The city's vegetarian restaurants are truly in the soup; not one of those 'two-handed' restaurants where you eat with one hand while holding your nose with the other and where cockroaches always enjoy pride of place. Nor the upscale eat-now-pay-waiter joints where waiters think that money grows on trays. My allusion is to the decent middle class haunts where the snacks have become so small that you start laughing and prices so high that you start crying, turning the eateries into 'whine and dine' centres.

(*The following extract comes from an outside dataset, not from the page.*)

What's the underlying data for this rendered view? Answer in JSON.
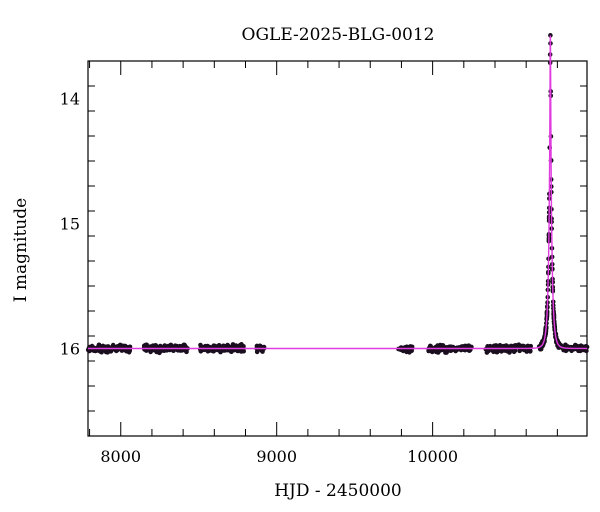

With restaurants battling inflationary pressures, one can expect, for instance, the idli to deflate to the size of a paracetamol tablet; you pop it in and wash it down with water. And with their meal tickets coming under threat, the restaurant owners are leaving no (grinding) stone unturned to strike a balance between the size of snacks and the price line. For this, they are purportedly using an ingenious equation : Size x Price ÷ Improvise = Monetize.
To give the clients wider choice, WYPIWYG - What You Pay(for) Is What You Get - system may be introduced. Consequently, the restaurant menu cards may come to resemble car sales brochures that show the price of the basic model and then go higher up to GL, LX, AX etc, depending on the value addition. So, you may find on the menu something like this : Masala Dosa OS(Onion-only Stuffing)..Rs 20. Masala Dosa OP(Onion-Potato)..Rs 30. Masala Dosa FL(Fully Loaded)..Rs 50. Besides snacks, ‘watered-down’ versions of coffee/tea will spice up the menu.

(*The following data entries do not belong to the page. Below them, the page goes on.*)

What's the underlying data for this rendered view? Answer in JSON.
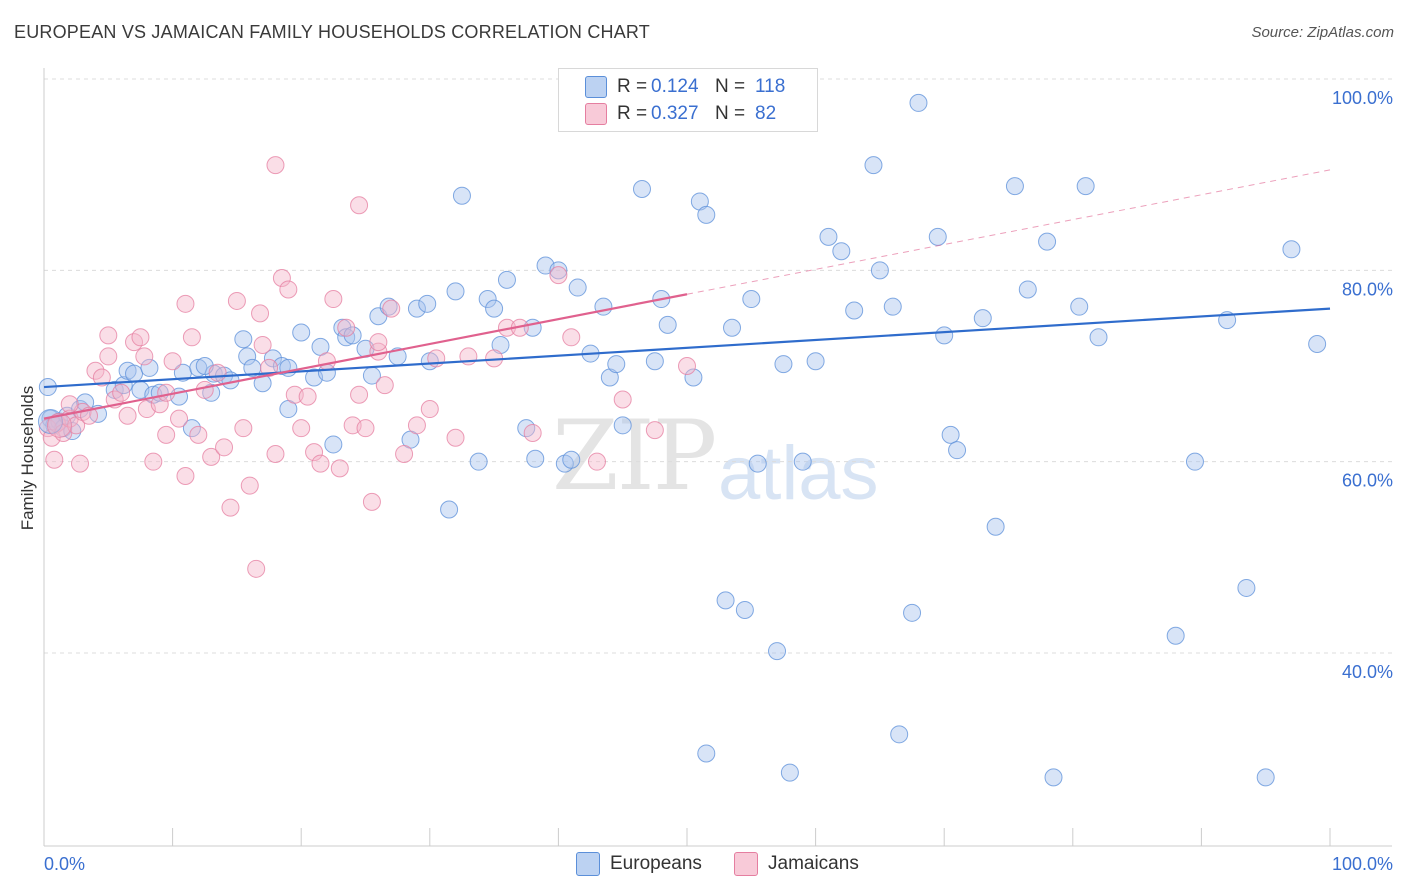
{
  "header": {
    "title": "EUROPEAN VS JAMAICAN FAMILY HOUSEHOLDS CORRELATION CHART",
    "source": "Source: ZipAtlas.com"
  },
  "legend": {
    "rows": [
      {
        "r_label": "R =",
        "r_value": "0.124",
        "n_label": "N =",
        "n_value": "118"
      },
      {
        "r_label": "R =",
        "r_value": "0.327",
        "n_label": "N =",
        "n_value": "82"
      }
    ],
    "bottom": [
      "Europeans",
      "Jamaicans"
    ]
  },
  "watermark": {
    "zip": "ZIP",
    "atlas": "atlas"
  },
  "colors": {
    "blue_fill": "#a9c4ee",
    "blue_stroke": "#5b8fd9",
    "blue_line": "#2f6ccc",
    "pink_fill": "#f5b6c9",
    "pink_stroke": "#e57ea0",
    "pink_line": "#e0618e",
    "axis_text": "#3a6fd0",
    "grid": "#dcdcdc"
  },
  "chart_data": {
    "type": "scatter",
    "title": "EUROPEAN VS JAMAICAN FAMILY HOUSEHOLDS CORRELATION CHART",
    "xlabel": "",
    "ylabel": "Family Households",
    "xlim": [
      0,
      100
    ],
    "ylim": [
      20,
      103
    ],
    "x_tick_labels": [
      "0.0%",
      "100.0%"
    ],
    "y_ticks": [
      40,
      60,
      80,
      100
    ],
    "y_tick_labels": [
      "40.0%",
      "60.0%",
      "80.0%",
      "100.0%"
    ],
    "grid": true,
    "series": [
      {
        "name": "Europeans",
        "r": 0.124,
        "n": 118,
        "trend": {
          "x0": 0,
          "y0": 67.8,
          "x1": 100,
          "y1": 76.0
        },
        "points": [
          [
            0.3,
            67.8
          ],
          [
            0.5,
            64.5
          ],
          [
            0.8,
            63.8
          ],
          [
            1.2,
            64.2
          ],
          [
            1.5,
            63.5
          ],
          [
            1.8,
            64.8
          ],
          [
            2.2,
            63.2
          ],
          [
            2.8,
            65.5
          ],
          [
            3.2,
            66.2
          ],
          [
            4.2,
            65.0
          ],
          [
            5.5,
            67.5
          ],
          [
            6.2,
            68.0
          ],
          [
            6.5,
            69.5
          ],
          [
            7.0,
            69.2
          ],
          [
            7.5,
            67.5
          ],
          [
            8.2,
            69.8
          ],
          [
            8.5,
            67.0
          ],
          [
            9.0,
            67.2
          ],
          [
            10.5,
            66.8
          ],
          [
            10.8,
            69.3
          ],
          [
            11.5,
            63.5
          ],
          [
            12.0,
            69.8
          ],
          [
            13.0,
            67.2
          ],
          [
            13.2,
            69.2
          ],
          [
            14.0,
            69.0
          ],
          [
            14.5,
            68.5
          ],
          [
            15.5,
            72.8
          ],
          [
            15.8,
            71.0
          ],
          [
            16.2,
            69.8
          ],
          [
            17.0,
            68.2
          ],
          [
            17.8,
            70.8
          ],
          [
            18.5,
            70.0
          ],
          [
            19.0,
            69.8
          ],
          [
            20.0,
            73.5
          ],
          [
            21.0,
            68.8
          ],
          [
            21.5,
            72.0
          ],
          [
            22.0,
            69.3
          ],
          [
            23.2,
            74.0
          ],
          [
            23.5,
            73.0
          ],
          [
            24.0,
            73.2
          ],
          [
            25.0,
            71.8
          ],
          [
            25.5,
            69.0
          ],
          [
            26.0,
            75.2
          ],
          [
            26.8,
            76.2
          ],
          [
            27.5,
            71.0
          ],
          [
            28.5,
            62.3
          ],
          [
            29.0,
            76.0
          ],
          [
            29.8,
            76.5
          ],
          [
            31.5,
            55.0
          ],
          [
            32.0,
            77.8
          ],
          [
            32.5,
            87.8
          ],
          [
            33.8,
            60.0
          ],
          [
            34.5,
            77.0
          ],
          [
            35.0,
            76.0
          ],
          [
            35.5,
            72.2
          ],
          [
            36.0,
            79.0
          ],
          [
            37.5,
            63.5
          ],
          [
            38.0,
            74.0
          ],
          [
            38.2,
            60.3
          ],
          [
            39.0,
            80.5
          ],
          [
            40.0,
            80.0
          ],
          [
            40.5,
            59.8
          ],
          [
            41.5,
            78.2
          ],
          [
            42.5,
            71.3
          ],
          [
            43.5,
            76.2
          ],
          [
            44.0,
            68.8
          ],
          [
            44.5,
            70.2
          ],
          [
            45.0,
            63.8
          ],
          [
            46.5,
            88.5
          ],
          [
            47.5,
            70.5
          ],
          [
            48.0,
            77.0
          ],
          [
            48.5,
            74.3
          ],
          [
            50.5,
            68.8
          ],
          [
            51.0,
            87.2
          ],
          [
            51.5,
            85.8
          ],
          [
            53.0,
            45.5
          ],
          [
            53.5,
            74.0
          ],
          [
            54.5,
            44.5
          ],
          [
            55.0,
            77.0
          ],
          [
            55.5,
            59.8
          ],
          [
            57.0,
            40.2
          ],
          [
            57.5,
            70.2
          ],
          [
            58.0,
            27.5
          ],
          [
            59.0,
            60.0
          ],
          [
            60.0,
            70.5
          ],
          [
            61.0,
            83.5
          ],
          [
            62.0,
            82.0
          ],
          [
            63.0,
            75.8
          ],
          [
            64.5,
            91.0
          ],
          [
            65.0,
            80.0
          ],
          [
            66.0,
            76.2
          ],
          [
            66.5,
            31.5
          ],
          [
            67.5,
            44.2
          ],
          [
            68.0,
            97.5
          ],
          [
            69.5,
            83.5
          ],
          [
            70.0,
            73.2
          ],
          [
            70.5,
            62.8
          ],
          [
            71.0,
            61.2
          ],
          [
            73.0,
            75.0
          ],
          [
            74.0,
            53.2
          ],
          [
            75.5,
            88.8
          ],
          [
            76.5,
            78.0
          ],
          [
            78.0,
            83.0
          ],
          [
            78.5,
            27.0
          ],
          [
            80.5,
            76.2
          ],
          [
            81.0,
            88.8
          ],
          [
            82.0,
            73.0
          ],
          [
            88.0,
            41.8
          ],
          [
            89.5,
            60.0
          ],
          [
            92.0,
            74.8
          ],
          [
            93.5,
            46.8
          ],
          [
            95.0,
            27.0
          ],
          [
            97.0,
            82.2
          ],
          [
            99.0,
            72.3
          ],
          [
            19.0,
            65.5
          ],
          [
            22.5,
            61.8
          ],
          [
            30.0,
            70.5
          ],
          [
            41.0,
            60.2
          ],
          [
            51.5,
            29.5
          ],
          [
            12.5,
            70.0
          ]
        ]
      },
      {
        "name": "Jamaicans",
        "r": 0.327,
        "n": 82,
        "trend": {
          "x0": 0,
          "y0": 64.5,
          "x1": 50,
          "y1": 77.5
        },
        "trend_dashed": {
          "x0": 50,
          "y0": 77.5,
          "x1": 100,
          "y1": 90.5
        },
        "points": [
          [
            0.3,
            63.5
          ],
          [
            0.6,
            62.5
          ],
          [
            0.8,
            60.2
          ],
          [
            1.0,
            64.0
          ],
          [
            1.5,
            63.0
          ],
          [
            2.0,
            64.5
          ],
          [
            2.5,
            63.8
          ],
          [
            2.8,
            59.8
          ],
          [
            3.0,
            65.2
          ],
          [
            3.5,
            64.8
          ],
          [
            4.0,
            69.5
          ],
          [
            4.5,
            68.8
          ],
          [
            5.0,
            73.2
          ],
          [
            5.5,
            66.5
          ],
          [
            6.0,
            67.2
          ],
          [
            6.5,
            64.8
          ],
          [
            7.0,
            72.5
          ],
          [
            7.5,
            73.0
          ],
          [
            8.0,
            65.5
          ],
          [
            8.5,
            60.0
          ],
          [
            9.0,
            66.0
          ],
          [
            9.5,
            62.8
          ],
          [
            10.0,
            70.5
          ],
          [
            10.5,
            64.5
          ],
          [
            11.0,
            58.5
          ],
          [
            11.5,
            73.0
          ],
          [
            12.0,
            62.8
          ],
          [
            12.5,
            67.5
          ],
          [
            13.0,
            60.5
          ],
          [
            13.5,
            69.3
          ],
          [
            14.0,
            61.5
          ],
          [
            14.5,
            55.2
          ],
          [
            15.0,
            76.8
          ],
          [
            15.5,
            63.5
          ],
          [
            16.0,
            57.5
          ],
          [
            16.5,
            48.8
          ],
          [
            17.0,
            72.2
          ],
          [
            17.5,
            69.8
          ],
          [
            18.0,
            60.8
          ],
          [
            18.5,
            79.2
          ],
          [
            19.0,
            78.0
          ],
          [
            19.5,
            67.0
          ],
          [
            20.0,
            63.5
          ],
          [
            20.5,
            66.8
          ],
          [
            21.0,
            61.0
          ],
          [
            21.5,
            59.8
          ],
          [
            22.0,
            70.5
          ],
          [
            22.5,
            77.0
          ],
          [
            23.0,
            59.3
          ],
          [
            23.5,
            74.0
          ],
          [
            24.0,
            63.8
          ],
          [
            24.5,
            67.0
          ],
          [
            25.0,
            63.5
          ],
          [
            25.5,
            55.8
          ],
          [
            26.0,
            71.5
          ],
          [
            26.5,
            68.0
          ],
          [
            27.0,
            76.0
          ],
          [
            28.0,
            60.8
          ],
          [
            29.0,
            63.8
          ],
          [
            30.5,
            70.8
          ],
          [
            32.0,
            62.5
          ],
          [
            33.0,
            71.0
          ],
          [
            35.0,
            70.8
          ],
          [
            36.0,
            74.0
          ],
          [
            38.0,
            63.0
          ],
          [
            40.0,
            79.5
          ],
          [
            43.0,
            60.0
          ],
          [
            45.0,
            66.5
          ],
          [
            47.5,
            63.3
          ],
          [
            50.0,
            70.0
          ],
          [
            18.0,
            91.0
          ],
          [
            24.5,
            86.8
          ],
          [
            11.0,
            76.5
          ],
          [
            16.8,
            75.5
          ],
          [
            7.8,
            71.0
          ],
          [
            26.0,
            72.5
          ],
          [
            30.0,
            65.5
          ],
          [
            37.0,
            74.0
          ],
          [
            9.5,
            67.2
          ],
          [
            41.0,
            73.0
          ],
          [
            5.0,
            71.0
          ],
          [
            2.0,
            66.0
          ]
        ]
      }
    ]
  }
}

Walls of the eateries may be plastered with sign boards that offer discount incentives. A poster may say, ‘50% off on all yesterday’s leftovers.’ Or, ‘Avail Upma Family Pack (ten portions for price of eight)’ Or, ‘Eat premium idlis–Idli Plus(30% extra - hurry, limited period offer).’ Besides, a 'Frequent Eater Scheme' too is on the anvil. By this, you earn one point for every ten rupees spent (fractions ignored).You can exchange 10 points for a free plate of idlis or upma or a vada. 50 points will fetch you a free masala dosa FL(fully loaded).
In days of yore, some of the finest citizens of the land were forced to grind dosa batter or wash dishes when they failed to square up after a square meal. Drawing heavily form this concept, our beleaguered restaurateurs might cook up new schemes to lure in the clientele. Under this, you get gift coupons for, say, cleaning your table and washing your dishes. Or, by choosing the roll-and-fry-your-own-chapatis plan. The coupons may be used during future visits to the restaurant (conditions apply).
Be that as it may, I know of one restaurateur who neither decreased the size nor increased the price of his medu vadas. He merely kept on increasing the size of the vada's hole!